Voces silenciadas
Desde su sorprendente debut El salvavidas (2011), la documentalista chilena Maite Alberdi se reveló como una de las cineastas más originales y talentosas de nuestros tiempos. Su valía y su reconocimiento crítico fue acrecentándose, y tanto La once (2014), el cortometraje Yo no soy de aquí (2016) y Los niños (2016) confirmaban, con historias y personajes inolvidables, el componente profundamente humanista de sus propuestas, así como su acierto al retratar situaciones y problemáticas tabú para el mundo occidental, principalmente el síndrome de down y la vejez. Sobre esta última, su temática más abordada, se extiende asimismo en este último largometraje, El agente topo (2020), nominado a mejor documental para los premios Oscar 2021.
Lo primero que llama la atención de sus películas es la impresión de parecer ficciones, como si los personajes conversaran siguiendo un libreto predeterminado. En conferencias y talleres, Alberdi reveló en varias ocasiones los secretos para generar esta ilusión, tomados del maestro Nicolas Philibert: “programar el azar” es un abordaje basado en la idea de que la realidad es cíclica, y que determinadas situaciones inusuales pueden captarse si se estudian los patrones y las causas que generan esos sucesos; el documentalista puede adelantarse para que esas circunstancias increíbles acontezcan ante las cámaras. Siguiendo este lineamiento, Alberdi construye aquí una gran estrategia, generada para captar momentos sobresalientes. Y el resultado es grandioso.
Un aviso clasificado publicado por una agencia de detectives llama específicamente a adultos mayores a 80 años para determinada labor. Lo que se ve a continuación es un insólito compilado de las “entrevistas de trabajo” subsiguientes -que al mismo tiempo son los “castings” del documental-, donde se evalúan diferentes ancianos en su desempeño ante las cámaras y con las nuevas tecnologías. Estos primeros minutos son un notable ejemplo de esa idea de programar el azar: una situación artificial, “generada” propicia momentos grandiosos, a menudo sorprendentes y elocuentes sobre determinadas realidades. Pero a continuación viene el meollo del asunto: el postulante seleccionado debe cumplir una misión como infiltrado en un asilo de ancianos, con el objetivo de recabar información sobre el trato a una anciana específica dentro de la institución.
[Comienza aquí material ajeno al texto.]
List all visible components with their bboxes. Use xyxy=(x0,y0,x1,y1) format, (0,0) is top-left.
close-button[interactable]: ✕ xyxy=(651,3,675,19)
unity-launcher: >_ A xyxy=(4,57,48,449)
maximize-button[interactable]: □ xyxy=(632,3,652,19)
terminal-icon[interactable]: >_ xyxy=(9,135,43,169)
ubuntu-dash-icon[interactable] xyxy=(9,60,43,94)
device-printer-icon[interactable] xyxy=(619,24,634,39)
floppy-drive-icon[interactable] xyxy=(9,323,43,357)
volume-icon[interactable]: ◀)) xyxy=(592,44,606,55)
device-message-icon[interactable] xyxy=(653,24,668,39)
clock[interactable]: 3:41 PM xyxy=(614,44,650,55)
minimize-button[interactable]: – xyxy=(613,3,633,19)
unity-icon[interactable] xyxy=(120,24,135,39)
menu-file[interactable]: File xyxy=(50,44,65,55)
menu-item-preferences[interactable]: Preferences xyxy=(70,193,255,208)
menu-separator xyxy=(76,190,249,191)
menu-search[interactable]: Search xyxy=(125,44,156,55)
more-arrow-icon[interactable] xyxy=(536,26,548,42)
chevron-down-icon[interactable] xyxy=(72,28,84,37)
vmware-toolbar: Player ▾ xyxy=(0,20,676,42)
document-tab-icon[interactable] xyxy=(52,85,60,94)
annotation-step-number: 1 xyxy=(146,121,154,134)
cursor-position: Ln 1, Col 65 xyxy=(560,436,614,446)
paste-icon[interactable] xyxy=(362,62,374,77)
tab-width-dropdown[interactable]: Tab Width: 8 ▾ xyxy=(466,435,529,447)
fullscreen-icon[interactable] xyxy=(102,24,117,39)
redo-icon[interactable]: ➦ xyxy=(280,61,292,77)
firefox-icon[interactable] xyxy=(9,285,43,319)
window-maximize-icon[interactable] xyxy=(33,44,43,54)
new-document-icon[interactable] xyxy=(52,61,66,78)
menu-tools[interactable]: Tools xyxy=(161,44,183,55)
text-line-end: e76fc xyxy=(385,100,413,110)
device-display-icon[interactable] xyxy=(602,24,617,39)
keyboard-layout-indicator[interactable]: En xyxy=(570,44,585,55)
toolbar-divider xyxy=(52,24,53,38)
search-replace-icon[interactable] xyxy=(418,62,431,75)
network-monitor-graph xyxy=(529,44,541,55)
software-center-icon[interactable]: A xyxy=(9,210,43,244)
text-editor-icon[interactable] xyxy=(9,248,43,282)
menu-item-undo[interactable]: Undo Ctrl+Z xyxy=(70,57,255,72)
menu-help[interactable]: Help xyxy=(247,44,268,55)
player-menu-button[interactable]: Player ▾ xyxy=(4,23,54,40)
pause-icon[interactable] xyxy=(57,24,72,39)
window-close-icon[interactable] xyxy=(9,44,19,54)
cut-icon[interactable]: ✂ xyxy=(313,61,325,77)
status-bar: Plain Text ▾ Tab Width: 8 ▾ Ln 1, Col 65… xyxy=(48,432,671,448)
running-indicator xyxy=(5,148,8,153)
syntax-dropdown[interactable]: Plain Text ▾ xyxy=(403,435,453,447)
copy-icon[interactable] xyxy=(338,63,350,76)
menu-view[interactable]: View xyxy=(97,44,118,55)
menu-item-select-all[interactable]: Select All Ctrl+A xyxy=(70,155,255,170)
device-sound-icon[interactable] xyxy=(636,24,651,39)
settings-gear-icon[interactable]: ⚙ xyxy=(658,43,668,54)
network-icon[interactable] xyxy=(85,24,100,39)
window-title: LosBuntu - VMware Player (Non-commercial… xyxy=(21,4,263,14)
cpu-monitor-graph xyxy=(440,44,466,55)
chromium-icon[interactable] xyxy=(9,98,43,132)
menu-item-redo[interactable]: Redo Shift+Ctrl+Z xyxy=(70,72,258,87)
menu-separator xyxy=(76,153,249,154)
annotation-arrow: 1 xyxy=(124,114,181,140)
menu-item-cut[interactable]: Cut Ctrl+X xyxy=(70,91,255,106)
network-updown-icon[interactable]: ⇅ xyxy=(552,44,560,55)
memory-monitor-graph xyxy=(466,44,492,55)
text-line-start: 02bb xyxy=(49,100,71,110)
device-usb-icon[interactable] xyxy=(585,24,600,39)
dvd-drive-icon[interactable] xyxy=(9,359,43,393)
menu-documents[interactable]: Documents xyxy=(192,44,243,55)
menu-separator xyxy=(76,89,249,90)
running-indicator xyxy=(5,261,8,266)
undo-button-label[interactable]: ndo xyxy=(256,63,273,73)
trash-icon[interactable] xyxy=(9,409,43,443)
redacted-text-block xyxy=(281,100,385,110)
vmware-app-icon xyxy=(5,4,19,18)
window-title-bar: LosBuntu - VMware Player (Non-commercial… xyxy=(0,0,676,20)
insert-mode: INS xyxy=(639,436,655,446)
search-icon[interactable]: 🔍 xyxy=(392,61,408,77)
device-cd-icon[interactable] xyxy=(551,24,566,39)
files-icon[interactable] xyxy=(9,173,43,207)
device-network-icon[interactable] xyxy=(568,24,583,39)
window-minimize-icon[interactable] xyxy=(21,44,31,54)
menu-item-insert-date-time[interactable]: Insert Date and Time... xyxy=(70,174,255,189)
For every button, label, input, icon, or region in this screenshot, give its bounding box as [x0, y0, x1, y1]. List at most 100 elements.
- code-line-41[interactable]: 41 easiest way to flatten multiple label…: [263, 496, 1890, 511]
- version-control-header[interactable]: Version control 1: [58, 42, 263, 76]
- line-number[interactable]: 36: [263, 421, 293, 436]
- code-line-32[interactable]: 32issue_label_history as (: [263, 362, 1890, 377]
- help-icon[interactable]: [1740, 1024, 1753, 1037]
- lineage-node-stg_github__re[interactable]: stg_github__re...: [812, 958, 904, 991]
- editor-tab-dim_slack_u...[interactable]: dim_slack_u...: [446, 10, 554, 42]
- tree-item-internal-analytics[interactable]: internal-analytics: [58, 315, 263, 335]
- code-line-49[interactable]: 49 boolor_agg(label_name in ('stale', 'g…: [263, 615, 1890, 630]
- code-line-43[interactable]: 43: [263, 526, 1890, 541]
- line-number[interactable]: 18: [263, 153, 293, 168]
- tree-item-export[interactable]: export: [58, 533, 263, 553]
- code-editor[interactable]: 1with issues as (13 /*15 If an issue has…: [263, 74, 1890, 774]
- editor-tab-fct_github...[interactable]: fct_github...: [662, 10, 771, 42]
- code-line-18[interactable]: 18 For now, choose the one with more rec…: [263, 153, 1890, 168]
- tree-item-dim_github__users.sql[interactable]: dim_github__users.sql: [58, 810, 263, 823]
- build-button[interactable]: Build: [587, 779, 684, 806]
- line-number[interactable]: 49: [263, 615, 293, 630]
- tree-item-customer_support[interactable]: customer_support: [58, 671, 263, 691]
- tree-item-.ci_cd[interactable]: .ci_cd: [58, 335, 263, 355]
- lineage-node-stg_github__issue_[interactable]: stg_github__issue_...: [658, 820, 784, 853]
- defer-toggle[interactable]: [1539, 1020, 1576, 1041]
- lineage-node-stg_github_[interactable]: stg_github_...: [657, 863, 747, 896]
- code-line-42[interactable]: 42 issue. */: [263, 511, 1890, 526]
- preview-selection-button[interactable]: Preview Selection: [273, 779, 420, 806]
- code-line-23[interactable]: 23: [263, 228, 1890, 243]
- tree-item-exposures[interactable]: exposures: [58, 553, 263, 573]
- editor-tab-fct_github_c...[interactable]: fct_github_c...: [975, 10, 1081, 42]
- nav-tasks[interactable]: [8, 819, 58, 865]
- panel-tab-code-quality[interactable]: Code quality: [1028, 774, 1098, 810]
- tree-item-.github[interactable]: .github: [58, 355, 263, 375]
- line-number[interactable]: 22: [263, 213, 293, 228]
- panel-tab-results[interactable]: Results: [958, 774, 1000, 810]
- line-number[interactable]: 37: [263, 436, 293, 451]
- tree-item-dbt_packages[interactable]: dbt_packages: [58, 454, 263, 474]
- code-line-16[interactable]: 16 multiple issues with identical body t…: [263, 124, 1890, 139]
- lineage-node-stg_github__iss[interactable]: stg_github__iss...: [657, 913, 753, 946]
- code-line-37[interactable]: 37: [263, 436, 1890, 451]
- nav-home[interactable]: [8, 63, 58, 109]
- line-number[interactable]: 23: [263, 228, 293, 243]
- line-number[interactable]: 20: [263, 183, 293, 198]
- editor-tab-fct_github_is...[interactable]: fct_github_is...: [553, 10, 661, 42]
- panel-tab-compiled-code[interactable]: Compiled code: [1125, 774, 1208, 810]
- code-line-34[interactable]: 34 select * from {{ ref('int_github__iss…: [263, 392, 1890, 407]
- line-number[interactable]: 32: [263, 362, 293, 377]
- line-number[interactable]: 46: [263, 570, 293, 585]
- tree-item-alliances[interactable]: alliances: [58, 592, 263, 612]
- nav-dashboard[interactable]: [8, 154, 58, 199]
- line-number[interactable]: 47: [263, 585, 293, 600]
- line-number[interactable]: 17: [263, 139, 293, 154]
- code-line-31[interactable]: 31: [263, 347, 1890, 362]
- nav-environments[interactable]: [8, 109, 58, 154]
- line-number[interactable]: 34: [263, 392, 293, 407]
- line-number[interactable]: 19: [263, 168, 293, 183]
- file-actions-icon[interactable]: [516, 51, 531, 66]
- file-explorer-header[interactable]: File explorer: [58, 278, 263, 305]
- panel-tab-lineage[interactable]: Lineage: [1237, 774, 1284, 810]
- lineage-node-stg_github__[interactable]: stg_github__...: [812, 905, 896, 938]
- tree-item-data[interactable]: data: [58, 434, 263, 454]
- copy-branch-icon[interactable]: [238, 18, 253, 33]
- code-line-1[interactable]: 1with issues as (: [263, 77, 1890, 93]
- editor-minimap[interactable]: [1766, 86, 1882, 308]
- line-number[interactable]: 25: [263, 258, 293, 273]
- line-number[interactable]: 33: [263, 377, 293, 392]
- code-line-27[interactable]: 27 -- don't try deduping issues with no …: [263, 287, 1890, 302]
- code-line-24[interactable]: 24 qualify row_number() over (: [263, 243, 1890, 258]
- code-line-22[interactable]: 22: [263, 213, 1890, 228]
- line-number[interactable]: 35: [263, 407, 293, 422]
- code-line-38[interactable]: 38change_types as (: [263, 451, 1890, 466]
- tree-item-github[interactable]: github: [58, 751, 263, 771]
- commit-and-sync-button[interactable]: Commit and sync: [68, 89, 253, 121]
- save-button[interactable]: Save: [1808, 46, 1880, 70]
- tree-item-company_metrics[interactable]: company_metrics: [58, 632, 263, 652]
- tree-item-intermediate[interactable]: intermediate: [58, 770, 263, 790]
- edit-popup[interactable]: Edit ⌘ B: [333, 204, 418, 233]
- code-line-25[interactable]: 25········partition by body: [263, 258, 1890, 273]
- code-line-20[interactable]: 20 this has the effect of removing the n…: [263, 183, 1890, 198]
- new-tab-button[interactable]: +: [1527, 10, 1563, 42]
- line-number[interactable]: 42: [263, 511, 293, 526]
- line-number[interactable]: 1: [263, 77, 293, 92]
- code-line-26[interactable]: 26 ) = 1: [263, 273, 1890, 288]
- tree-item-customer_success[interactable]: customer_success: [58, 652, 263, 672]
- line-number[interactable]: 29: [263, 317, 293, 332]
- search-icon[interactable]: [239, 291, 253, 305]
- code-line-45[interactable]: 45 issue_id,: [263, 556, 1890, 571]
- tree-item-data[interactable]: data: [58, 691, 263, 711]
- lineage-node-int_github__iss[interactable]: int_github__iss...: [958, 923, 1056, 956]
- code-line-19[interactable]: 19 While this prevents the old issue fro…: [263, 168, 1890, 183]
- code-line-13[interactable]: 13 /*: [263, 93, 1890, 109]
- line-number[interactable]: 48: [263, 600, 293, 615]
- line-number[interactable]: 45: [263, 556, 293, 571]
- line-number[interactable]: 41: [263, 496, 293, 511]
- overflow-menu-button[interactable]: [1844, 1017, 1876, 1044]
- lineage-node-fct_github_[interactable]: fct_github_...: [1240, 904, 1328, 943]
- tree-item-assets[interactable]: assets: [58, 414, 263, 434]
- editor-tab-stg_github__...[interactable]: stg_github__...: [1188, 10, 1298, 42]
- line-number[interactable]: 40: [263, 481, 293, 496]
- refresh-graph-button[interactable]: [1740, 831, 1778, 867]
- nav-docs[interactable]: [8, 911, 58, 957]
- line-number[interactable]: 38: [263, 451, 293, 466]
Por supuesto, la misión del “infiltrado” es solamente un macguffin, una excusa para que la trama avance y comiencen a revelarse dimensiones inesperadas al interior del residencial. Las cámaras y el equipo técnico ya instalados desde meses antes en el edificio, procuran captar el proceso de investigación del protagonista, el cual se presenta como si se tratase de una película de género. Pero lejos de generarse una trama superficial y pasatista, lo que se logra es una aproximación profundamente entrañable y empática, en la que varios de los ancianos del asilo se convierten en verdaderos personajes, dotados de humanidad, densidad emocional y hasta de un arco dramático, una “evolución”; lo que les aporta una singularidad unívoca.
Todo esto redunda en una película profundamente política y necesaria, un vehículo de divulgación masiva que lleva a que el espectador se emocione y sienta determinadas realidades en carne propia, vivencie varias de las auténticas tragedias vinculadas a la vejez y la senectud y, asimismo, descubra en aquella otredad improbable elementos de su propia subjetividad. Se trata, además, de un descorrimiento de tabués, un foco hacia dentro de lo que Foucault llamaba una “institución disciplinaria”, por el cual se rescata la experiencia humana, el relato silenciado y determinados discursos escondidos. Cabe recordar que los asilos, según esta concepción, están directamente relacionados con los manicomios, en la medida en que el desvarío, la demencia, son rasgos humanos que se vuelve imperativo controlar, combatir y acallar.
No han faltado ni faltarán los detractores incómodos con algunos de los aspectos presentados, quienes señalan faltas éticas por parte de la documentalista -ya ocurrió anteriormente, luego del estreno de cada una de sus anteriores películas-. Al respecto, como la misma Alberdi señalaba en una entrevista hace algunos años, “la maldad está en el ojo que mira”, y hay que ver hasta qué punto no hay, volcadas en esas críticas, meras proyecciones, basadas en especulaciones de lo que serían intenciones, supuestamente insidiosas, atribuidas a los realizadores.